Wyjazd przebiegał bez większych niespodzianek. Były tylko dwie:
1. Calvados killer 60 %.
2. W czasie powrotu - w nocy z niedzieli na poniedziałek - w okolicach Stuttgartu 5 km przed noclegiem skończyła się tylna opona. W poniedziałek było trochę kombinacji.
Dzieciaki dzielnie znosiły trudy wyjazdu, stara mapa Tom Tom dawała radę, Francję przejechałem bezpłatnymi drogami (N i D).
Ceny paliwa od 1,23 do 1,5 euro.

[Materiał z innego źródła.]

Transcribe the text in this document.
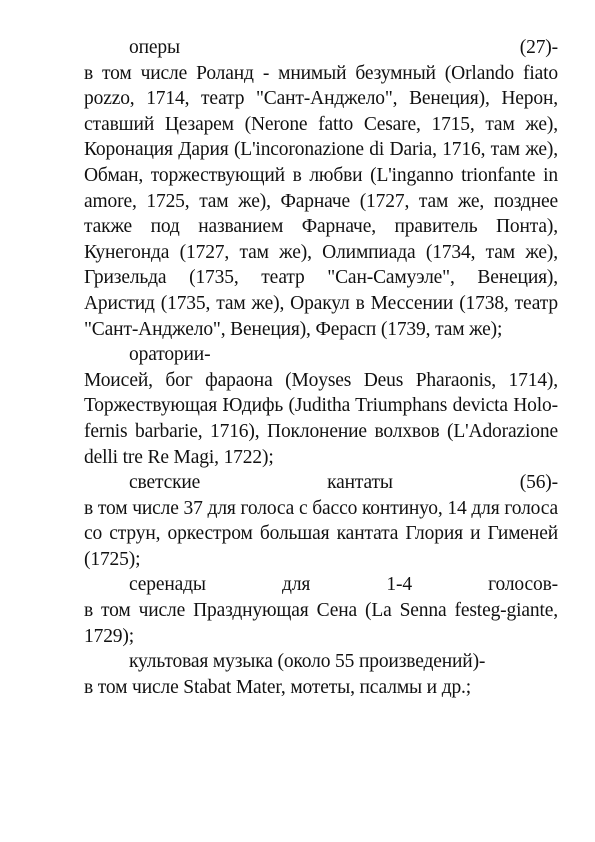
оперы	(27)-

в том числе Роланд - мнимый безумный (Orlando fiato pozzo, 1714, театр "Сант-Анджело", Венеция), Нерон, ставший Цезарем (Nerone fatto Cesare, 1715, там же), Коронация Дария (L'incoronazione di Daria, 1716, там же), Обман, торжествующий в любви (L'inganno trionfante in amore, 1725, там же), Фарначе (1727, там же, позднее также под названием Фарначе, правитель Понта), Кунегонда (1727, там же), Олимпиада (1734, там же), Гризельда (1735, театр "Сан-Самуэле", Венеция), Аристид (1735, там же), Оракул в Мессении (1738, театр "Сант-Анджело", Венеция), Ферасп (1739, там же);

оратории-

Моисей, бог фараона (Moyses Deus Pharaonis, 1714), Торжествующая Юдифь (Juditha Triumphans devicta Holo-fernis barbarie, 1716), Поклонение волхвов (L'Adorazione delli tre Re Magi, 1722);

светские	кантаты	(56)-

в том числе 37 для голоса с бассо континуо, 14 для голоса со струн, оркестром большая кантата Глория и Гименей (1725);

серенады	для	1-4	голосов-

в том числе Празднующая Сена (La Senna festeg-giante, 1729);

культовая музыка (около 55 произведений)-

в том числе Stabat Mater, мотеты, псалмы и др.;
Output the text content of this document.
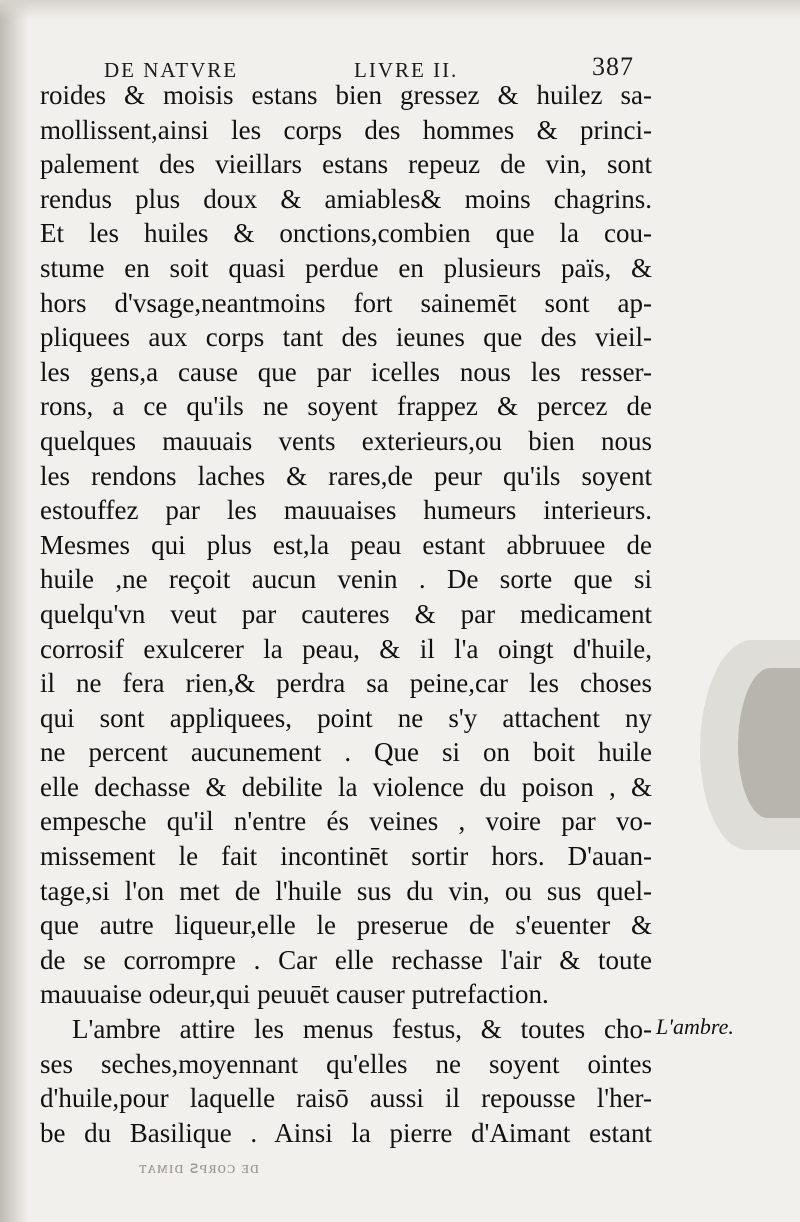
DE NATVRE	LIVRE II.	387
roides & moisis estans bien gressez & huilez sa-
mollissent,ainsi les corps des hommes & princi-
palement des vieillars estans repeuz de vin, sont
rendus plus doux & amiables& moins chagrins.
Et les huiles & onctions,combien que la cou-
stume en soit quasi perdue en plusieurs païs, &
hors d'vsage,neantmoins fort sainemēt sont ap-
pliquees aux corps tant des ieunes que des vieil-
les gens,a cause que par icelles nous les resser-
rons, a ce qu'ils ne soyent frappez & percez de
quelques mauuais vents exterieurs,ou bien nous
les rendons laches & rares,de peur qu'ils soyent
estouffez par les mauuaises humeurs interieurs.
Mesmes qui plus est,la peau estant abbruuee de
huile ,ne reçoit aucun venin . De sorte que si
quelqu'vn veut par cauteres & par medicament
corrosif exulcerer la peau, & il l'a oingt d'huile,
il ne fera rien,& perdra sa peine,car les choses
qui sont appliquees, point ne s'y attachent ny
ne percent aucunement . Que si on boit huile
elle dechasse & debilite la violence du poison , &
empesche qu'il n'entre és veines , voire par vo-
missement le fait incontinēt sortir hors. D'auan-
tage,si l'on met de l'huile sus du vin, ou sus quel-
que autre liqueur,elle le preserue de s'euenter &
de se corrompre . Car elle rechasse l'air & toute
mauuaise odeur,qui peuuēt causer putrefaction.
L'ambre attire les menus festus, & toutes cho-
ses seches,moyennant qu'elles ne soyent ointes
d'huile,pour laquelle raisō aussi il repousse l'her-
be du Basilique . Ainsi la pierre d'Aimant estant
L'ambre.
ᴅᴇ ᴄᴏʀᴘꜱ ᴅɪᴍᴀᴛ
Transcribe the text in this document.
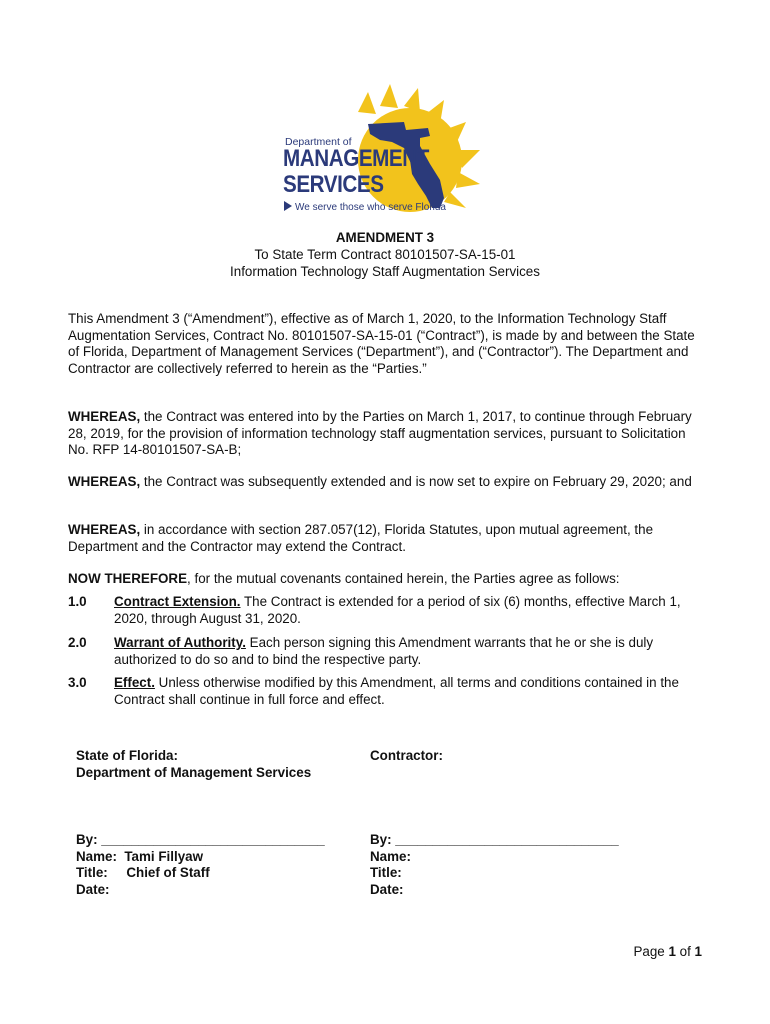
Department of
MANAGEMENT
SERVICES
We serve those who serve Florida
AMENDMENT 3
To State Term Contract 80101507-SA-15-01
Information Technology Staff Augmentation Services
This Amendment 3 (“Amendment”), effective as of March 1, 2020, to the Information Technology Staff Augmentation Services, Contract No. 80101507-SA-15-01 (“Contract”), is made by and between the State of Florida, Department of Management Services (“Department”), and (“Contractor”). The Department and Contractor are collectively referred to herein as the “Parties.”
WHEREAS, the Contract was entered into by the Parties on March 1, 2017, to continue through February 28, 2019, for the provision of information technology staff augmentation services, pursuant to Solicitation No. RFP 14-80101507-SA-B;
WHEREAS, the Contract was subsequently extended and is now set to expire on February 29, 2020; and
WHEREAS, in accordance with section 287.057(12), Florida Statutes, upon mutual agreement, the Department and the Contractor may extend the Contract.
NOW THEREFORE, for the mutual covenants contained herein, the Parties agree as follows:
1.0 Contract Extension. The Contract is extended for a period of six (6) months, effective March 1, 2020, through August 31, 2020.
2.0 Warrant of Authority. Each person signing this Amendment warrants that he or she is duly authorized to do so and to bind the respective party.
3.0 Effect. Unless otherwise modified by this Amendment, all terms and conditions contained in the Contract shall continue in full force and effect.
State of Florida:
Department of Management Services
Contractor:
By: ______________________________
Name:  Tami Fillyaw
Title:     Chief of Staff
Date:
By: ______________________________
Name:
Title:
Date:
Page 1 of 1
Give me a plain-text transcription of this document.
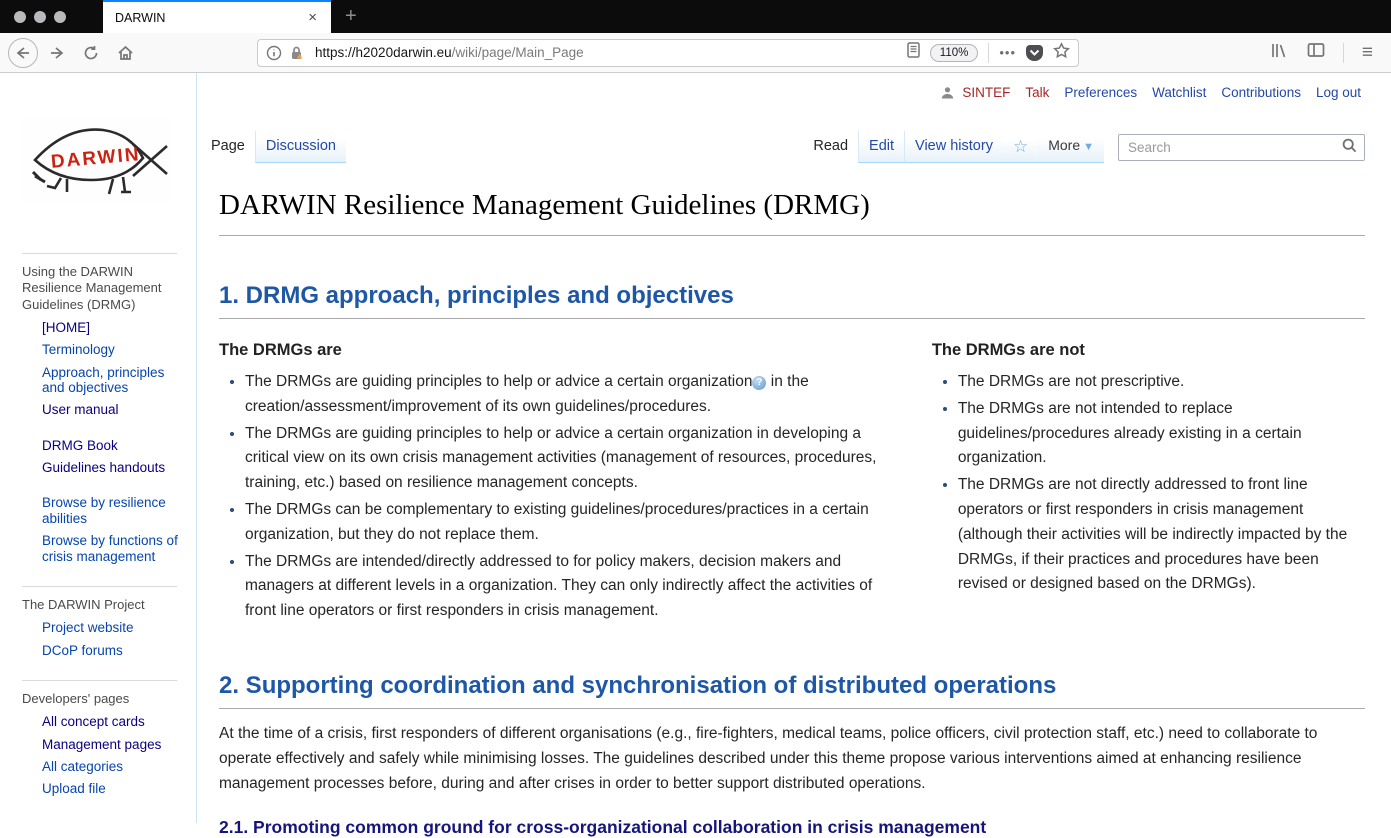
DARWIN	×	+
https://h2020darwin.eu/wiki/page/Main_Page	110%	•••	≡
SINTEF Talk Preferences Watchlist Contributions Log out
DARWIN
Using the DARWIN Resilience Management Guidelines (DRMG)
[HOME]
Terminology
Approach, principles and objectives
User manual
DRMG Book
Guidelines handouts
Browse by resilience abilities
Browse by functions of crisis management
The DARWIN Project
Project website
DCoP forums
Developers' pages
All concept cards
Management pages
All categories
Upload file
Page	Discussion	Read	Edit	View history	☆	More ▼
Search
DARWIN Resilience Management Guidelines (DRMG)
1. DRMG approach, principles and objectives
The DRMGs are
• The DRMGs are guiding principles to help or advice a certain organization ? in the creation/assessment/improvement of its own guidelines/procedures.
• The DRMGs are guiding principles to help or advice a certain organization in developing a critical view on its own crisis management activities (management of resources, procedures, training, etc.) based on resilience management concepts.
• The DRMGs can be complementary to existing guidelines/procedures/practices in a certain organization, but they do not replace them.
• The DRMGs are intended/directly addressed to for policy makers, decision makers and managers at different levels in a organization. They can only indirectly affect the activities of front line operators or first responders in crisis management.
The DRMGs are not
• The DRMGs are not prescriptive.
• The DRMGs are not intended to replace guidelines/procedures already existing in a certain organization.
• The DRMGs are not directly addressed to front line operators or first responders in crisis management (although their activities will be indirectly impacted by the DRMGs, if their practices and procedures have been revised or designed based on the DRMGs).
2. Supporting coordination and synchronisation of distributed operations

At the time of a crisis, first responders of different organisations (e.g., fire-fighters, medical teams, police officers, civil protection staff, etc.) need to collaborate to operate effectively and safely while minimising losses. The guidelines described under this theme propose various interventions aimed at enhancing resilience management processes before, during and after crises in order to better support distributed operations.

2.1. Promoting common ground for cross-organizational collaboration in crisis management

W niedzielę we Francji stacje paliw przeważnie te samoobsługowe, tylko raz nie chciało mi przyjąć karty, ale dobrzy ludzie pomogli, zapłacili swoją kartą a ja dałem im gotówkę.
Zlot bardzo dobrze zorganizowany, były 2 objazdówki nad ocean, było co pooglądać.
Cała trasa wyniosła 3700 km.
Teraz wiem, że 1000 km dziennie z wózkiem i dwójką dzieci to trochę za dużo, ale trza być twardym nie mientkim.
Trochę zdjęć w galerii.
Pozdrawiam i do zobaczenia u Kukusia.